Khar had tweeted: “Congrats Pak(istan)! FATF declares both Action Plans complete. Intl (international) community has unanimously ack (acknowledged) ur (your) efforts. Our success is the result of 4 yrs of challenging journey. Pak(istan) reaffirms resolve to continue the momentum and give our economy a boost. Well done Pak Team FATF. Pak Zindabad (long live Pakistan)!”
Pakistan is ‘one step away’ from exiting ‘grey list’ after the global watchdog said an on-site visit could lead to the South Asian nation’s removal.
The FATF kept Pakistan on the list on Friday but said a visit to verify progress on countering financing of terrorism and money laundering could lead to its removal from countries under increased monitoring.

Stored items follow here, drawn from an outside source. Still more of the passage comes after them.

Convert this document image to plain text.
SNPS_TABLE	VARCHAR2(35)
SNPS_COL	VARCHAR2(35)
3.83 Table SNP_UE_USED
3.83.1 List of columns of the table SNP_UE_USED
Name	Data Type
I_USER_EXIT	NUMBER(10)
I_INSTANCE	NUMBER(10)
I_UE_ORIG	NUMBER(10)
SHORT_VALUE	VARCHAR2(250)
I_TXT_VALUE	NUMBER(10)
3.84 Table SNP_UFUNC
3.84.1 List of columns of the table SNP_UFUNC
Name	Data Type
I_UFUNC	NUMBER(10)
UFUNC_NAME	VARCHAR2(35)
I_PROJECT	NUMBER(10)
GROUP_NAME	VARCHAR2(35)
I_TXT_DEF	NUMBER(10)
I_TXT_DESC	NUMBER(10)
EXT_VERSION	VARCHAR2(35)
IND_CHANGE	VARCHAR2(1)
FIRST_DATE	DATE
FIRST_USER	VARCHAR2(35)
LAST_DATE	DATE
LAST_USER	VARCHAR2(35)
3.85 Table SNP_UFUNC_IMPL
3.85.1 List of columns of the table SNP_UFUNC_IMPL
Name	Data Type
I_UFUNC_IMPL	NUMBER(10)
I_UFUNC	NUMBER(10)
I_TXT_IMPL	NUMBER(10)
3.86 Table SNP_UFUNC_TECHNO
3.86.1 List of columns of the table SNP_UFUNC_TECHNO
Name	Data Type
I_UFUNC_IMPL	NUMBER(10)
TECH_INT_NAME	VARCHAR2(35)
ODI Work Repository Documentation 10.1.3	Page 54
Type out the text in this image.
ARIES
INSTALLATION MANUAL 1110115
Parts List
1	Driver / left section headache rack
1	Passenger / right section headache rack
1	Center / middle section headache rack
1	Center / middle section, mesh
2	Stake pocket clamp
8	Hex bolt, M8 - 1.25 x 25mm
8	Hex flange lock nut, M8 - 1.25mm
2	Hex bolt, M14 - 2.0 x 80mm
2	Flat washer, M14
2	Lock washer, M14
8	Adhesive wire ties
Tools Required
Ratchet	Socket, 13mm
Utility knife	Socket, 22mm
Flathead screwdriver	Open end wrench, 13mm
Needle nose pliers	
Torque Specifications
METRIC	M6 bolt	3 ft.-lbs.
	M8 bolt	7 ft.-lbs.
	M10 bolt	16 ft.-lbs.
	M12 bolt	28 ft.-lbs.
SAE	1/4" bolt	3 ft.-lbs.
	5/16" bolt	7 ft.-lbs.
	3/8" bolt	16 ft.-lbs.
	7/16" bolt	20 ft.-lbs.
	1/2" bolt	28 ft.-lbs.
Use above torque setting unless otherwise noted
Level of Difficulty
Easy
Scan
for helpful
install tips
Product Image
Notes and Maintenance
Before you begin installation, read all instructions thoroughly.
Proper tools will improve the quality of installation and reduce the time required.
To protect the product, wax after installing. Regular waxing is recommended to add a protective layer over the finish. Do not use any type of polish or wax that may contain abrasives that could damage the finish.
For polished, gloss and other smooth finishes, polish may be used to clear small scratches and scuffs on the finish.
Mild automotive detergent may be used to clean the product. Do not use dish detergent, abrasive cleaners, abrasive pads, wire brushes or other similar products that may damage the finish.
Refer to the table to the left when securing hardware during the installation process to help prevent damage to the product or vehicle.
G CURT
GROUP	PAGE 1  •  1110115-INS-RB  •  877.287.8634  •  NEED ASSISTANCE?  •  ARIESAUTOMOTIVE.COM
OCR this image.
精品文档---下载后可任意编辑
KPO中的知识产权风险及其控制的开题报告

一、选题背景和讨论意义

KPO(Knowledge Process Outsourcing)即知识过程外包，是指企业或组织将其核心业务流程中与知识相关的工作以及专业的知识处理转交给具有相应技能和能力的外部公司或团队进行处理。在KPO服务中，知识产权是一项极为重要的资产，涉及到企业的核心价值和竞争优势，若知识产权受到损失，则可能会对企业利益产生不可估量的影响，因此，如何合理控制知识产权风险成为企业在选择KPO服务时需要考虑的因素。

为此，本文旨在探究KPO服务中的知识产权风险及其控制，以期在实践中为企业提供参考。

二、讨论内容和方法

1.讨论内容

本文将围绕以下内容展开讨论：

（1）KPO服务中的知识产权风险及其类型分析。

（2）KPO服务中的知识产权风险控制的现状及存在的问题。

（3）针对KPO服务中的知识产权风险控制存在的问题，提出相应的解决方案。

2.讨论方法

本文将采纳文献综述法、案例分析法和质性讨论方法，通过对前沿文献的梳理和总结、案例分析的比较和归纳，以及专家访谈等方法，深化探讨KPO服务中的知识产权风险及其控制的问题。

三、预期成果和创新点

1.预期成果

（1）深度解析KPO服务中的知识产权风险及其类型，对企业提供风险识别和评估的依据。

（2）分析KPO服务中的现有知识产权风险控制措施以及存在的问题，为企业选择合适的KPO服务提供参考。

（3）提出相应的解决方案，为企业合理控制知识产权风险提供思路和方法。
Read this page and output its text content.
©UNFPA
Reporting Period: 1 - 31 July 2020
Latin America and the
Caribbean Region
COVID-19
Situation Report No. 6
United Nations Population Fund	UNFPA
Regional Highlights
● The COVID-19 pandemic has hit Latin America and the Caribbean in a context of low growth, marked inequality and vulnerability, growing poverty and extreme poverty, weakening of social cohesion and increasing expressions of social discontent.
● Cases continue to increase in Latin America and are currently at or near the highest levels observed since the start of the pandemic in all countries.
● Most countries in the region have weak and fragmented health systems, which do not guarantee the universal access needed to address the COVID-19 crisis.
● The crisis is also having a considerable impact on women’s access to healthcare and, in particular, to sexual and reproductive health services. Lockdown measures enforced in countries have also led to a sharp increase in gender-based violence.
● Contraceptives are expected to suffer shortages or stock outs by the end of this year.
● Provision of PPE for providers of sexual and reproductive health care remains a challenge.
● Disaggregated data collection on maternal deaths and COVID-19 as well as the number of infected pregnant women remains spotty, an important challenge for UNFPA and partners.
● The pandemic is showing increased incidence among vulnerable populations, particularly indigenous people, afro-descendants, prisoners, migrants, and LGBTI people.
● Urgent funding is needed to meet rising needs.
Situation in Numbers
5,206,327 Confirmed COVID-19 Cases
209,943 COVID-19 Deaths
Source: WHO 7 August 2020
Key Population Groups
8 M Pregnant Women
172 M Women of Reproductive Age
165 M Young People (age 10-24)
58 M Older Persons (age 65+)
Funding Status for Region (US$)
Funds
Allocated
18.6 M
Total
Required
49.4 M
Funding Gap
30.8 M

The financial crime watchdog, set up by the Group of Seven industrial powers to protect the global financial system, said Islamabad had substantially completed its two action plans, covering 34 items, as it seeks to get off the list where it has been since 2018.
“Pakistan is one step away from exiting the grey list, God willing,” Hina Rabbani Khar, told a news conference in Islamabad after arrival from Germany where she attended the FAYF meeting.
The FATF informed that an on-site visit was warranted to verify that reforms had begun and were being sustained, as well as that the necessary political commitment remained in place.
Khar mentioned Islamabad will be preparing for the on-site visit before the FATF’s next plenary in October, adding that the FATF will be visiting and inspecting all the measures and legislation Pakistan had implemented on money laundering and terrorism financing.
She underlined that Pakistan was confident of getting off the list, which would help build confidence in its economic framework.
Exiting the grey list could increase foreign inflows, specifically portfolio and direct investment.